In this paper a quantitative and qualitative evaluation of proposed ICP-based data registration algorithm, improved by parallel programming in CUDA (compute unified device architecture), is shown. The algorithm was tested on data collected with a 3D terrestrial laser scanner Z+F Imager 5010 mounted on the mobile platform PIONNER 3AT. Parallel implementation enables data registration on-line, even using a laptop with a standard hardware configuration (graphic card NVIDIA GeForce 6XX/7XX series).
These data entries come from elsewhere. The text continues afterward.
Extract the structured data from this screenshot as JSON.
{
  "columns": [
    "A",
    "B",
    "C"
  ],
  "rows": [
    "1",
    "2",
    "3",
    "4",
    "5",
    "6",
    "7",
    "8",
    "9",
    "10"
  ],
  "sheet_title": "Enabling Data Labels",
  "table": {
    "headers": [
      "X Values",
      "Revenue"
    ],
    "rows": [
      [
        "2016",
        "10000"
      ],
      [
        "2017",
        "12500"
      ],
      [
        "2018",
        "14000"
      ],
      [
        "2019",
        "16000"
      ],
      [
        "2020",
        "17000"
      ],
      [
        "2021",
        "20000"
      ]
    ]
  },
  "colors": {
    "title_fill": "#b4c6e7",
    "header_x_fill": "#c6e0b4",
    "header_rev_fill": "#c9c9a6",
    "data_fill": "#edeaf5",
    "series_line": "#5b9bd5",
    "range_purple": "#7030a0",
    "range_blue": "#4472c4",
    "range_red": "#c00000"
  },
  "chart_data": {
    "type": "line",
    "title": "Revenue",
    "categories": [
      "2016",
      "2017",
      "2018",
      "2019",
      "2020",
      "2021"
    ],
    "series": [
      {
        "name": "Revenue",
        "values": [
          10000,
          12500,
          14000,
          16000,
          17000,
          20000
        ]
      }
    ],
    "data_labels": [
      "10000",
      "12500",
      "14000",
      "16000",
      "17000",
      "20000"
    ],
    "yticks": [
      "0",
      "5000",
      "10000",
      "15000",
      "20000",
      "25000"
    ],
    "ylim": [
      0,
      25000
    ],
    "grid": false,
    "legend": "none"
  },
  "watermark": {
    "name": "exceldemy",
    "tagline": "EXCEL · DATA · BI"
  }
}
Robustness is assured by the use of CUDA-enhanced fast NNS (nearest neighbor search) applied for ICP (iterative closest point) with SVD (singular value decomposition) solver. The evaluation is based on the reference ground truth data registered with geodetic precision. The geodetic approach extends our previous work and gives an accurate benchmark for the algorithm. The data were collected in an urban area under a demolition scenario in a real environment. We compared four registration strategies concerning data preprocessing, such as subsampling and vegetation removal. The result is the analysis of measured performance and the accuracy of the geometric maps. The system provides accurate metric maps on-line and can be used in several applications such as mobile robotics for construction area modelling or spatial design support. It is a core component for our future work on mobile mapping systems. •The terrestrial data registration is evaluated quantitatively with geodetic precision.•Several registration parameters were tested to obtain better performance and accuracy.•The parallel programming implementation applied for iterative closest point is demonstrated.•The performance of modern GPUs is shown.